Reactive nitrogen does not cascade at the same rate through all sectors of the environment. Some systems (most notably forest and grassland soils) are able to slow down the continuation of the cascade by accumulating reactive nitrogen and therefore acting as reservoirs. However, most systems have a finite capacity to accumulate reactive nitrogen. As a system becomes saturated, more and more reactive nitrogen moves from these storage reservoirs to systems downwind or downstream. Table 1 shows those systems that have large accumulation potential and those from which reactive nitrogen is most readily transferred. It also shows where reactive nitrogen is likely to move to, and some potential effects of excess nitrogen within each system.

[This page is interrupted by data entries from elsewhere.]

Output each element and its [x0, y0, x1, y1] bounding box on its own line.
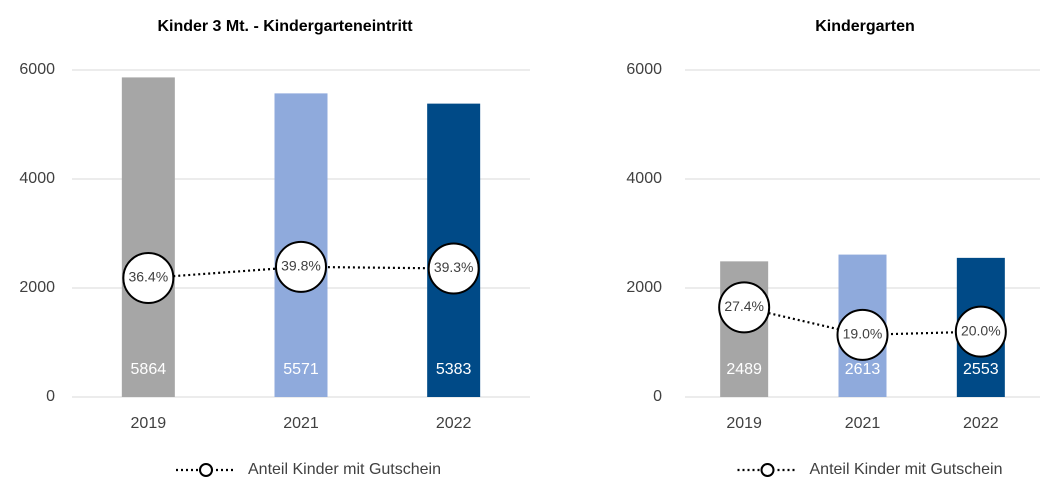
line-marker: [275, 240, 327, 293]
x-tick-label: 2019: [131, 415, 167, 432]
line-marker: [836, 308, 889, 361]
x-tick-label: 2021: [283, 415, 319, 432]
x-tick-label: 2022: [963, 415, 999, 432]
x-tick-label: 2021: [845, 415, 881, 432]
line-marker: [954, 305, 1007, 358]
legend-label: Anteil Kinder mit Gutschein: [810, 461, 1003, 478]
y-tick-label: 0: [653, 388, 662, 405]
y-tick-label: 6000: [626, 61, 662, 78]
line-value-label: 39.3%: [434, 259, 474, 275]
line-value-label: 27.4%: [724, 298, 764, 314]
chart-title: Kindergarten: [815, 18, 915, 35]
bar-value-label: 2613: [845, 361, 881, 378]
y-tick-label: 2000: [626, 279, 662, 296]
legend-label: Anteil Kinder mit Gutschein: [248, 461, 441, 478]
line-marker: [427, 242, 480, 295]
bar-value-label: 5571: [283, 361, 319, 378]
bar-value-label: 5383: [436, 361, 472, 378]
bar-value-label: 5864: [131, 361, 167, 378]
bar: [121, 77, 175, 398]
legend-marker: [760, 463, 775, 477]
line-value-label: 39.8%: [281, 258, 321, 274]
y-tick-label: 4000: [626, 170, 662, 187]
line-marker: [122, 251, 175, 304]
y-tick-label: 4000: [19, 170, 55, 187]
line-marker: [718, 281, 771, 334]
line: [148, 265, 454, 280]
line-value-label: 19.0%: [843, 326, 883, 342]
bar-value-label: 2489: [726, 361, 762, 378]
x-tick-label: 2022: [436, 415, 472, 432]
line-value-label: 20.0%: [961, 322, 1001, 338]
bar-value-label: 2553: [963, 361, 999, 378]
y-tick-label: 2000: [19, 279, 55, 296]
legend-marker: [199, 463, 213, 477]
y-tick-label: 6000: [19, 61, 55, 78]
x-tick-label: 2019: [726, 415, 762, 432]
y-tick-label: 0: [46, 388, 55, 405]
chart-title: Kinder 3 Mt. - Kindergarteneintritt: [157, 18, 413, 35]
line-value-label: 36.4%: [128, 269, 168, 285]
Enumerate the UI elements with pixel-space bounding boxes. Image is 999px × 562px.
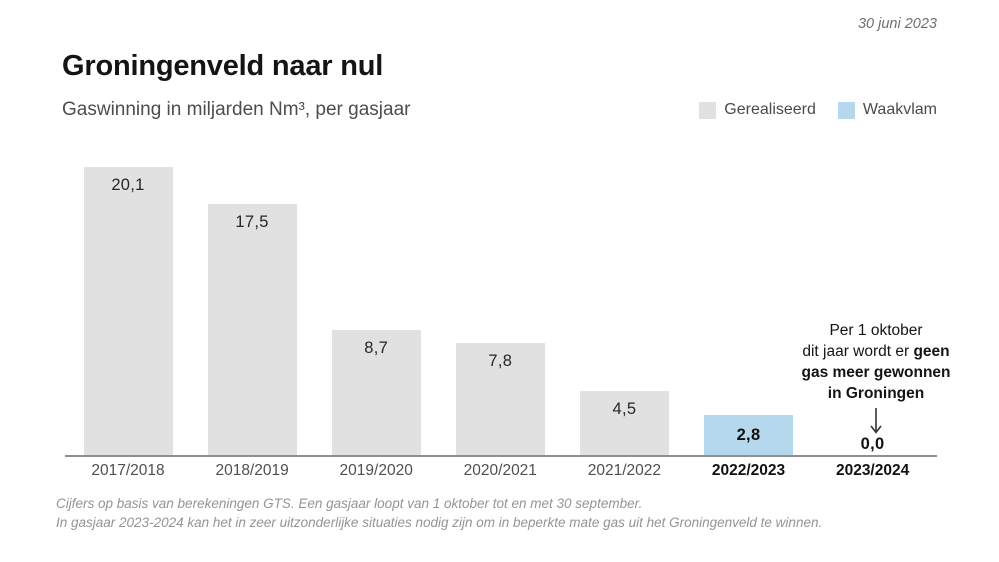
bar-2021-2022 xyxy=(580,391,669,455)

Table 1. Characteristics of different systems in relation to the nitrogen cascade
System	Accumulation potential	Transfer potential	Links to other systems	Effects potential
Atmosphere	Low	Very high	All but groundwater	Human and ecosystem health, climate change
Agroecosystems	Low to moderate	Very high	All	Human and ecosystem health, climate change
Forests	High	Moderate, high in places	All	Biodiversity, net primary productivity, plant mortality, groundwater
Grasslands	High	Moderate, high in places	All	Biodiversity, net primary productivity, groundwater
Groundwater	Moderate	Moderate	Surface water, atmosphere	Human and ecosystem health, climate change
Wetlands, streams, lakes, rivers	Low to moderate	Very high	Atmosphere, marine coastal systems	Biodiversity, ecological structure, eutrophication, harmful algal blooms
Marine coastal regions	Low to moderate	Moderate	Atmosphere	Biodiversity, ecological structure, fish, eutrophication, harmful algal blooms, hypoxia
Source: Galloway and others 2003

With more anthropogenic reactive nitrogen present in the environment, it is likely to be increasingly mobilized from storage reservoirs, compounding the consequences on people and ecosystems. However, just as anthropogenic activities have substantially increased the rate of reactive nitrogen formation, so is it possible to intervene at critical points along the nitrogen cascade and make reactive nitrogen less abundant. This can be done in two ways – decreasing the rate of reactive nitrogen creation during energy and food production, or converting reactive nitrogen back to N₂ after it has been created and used.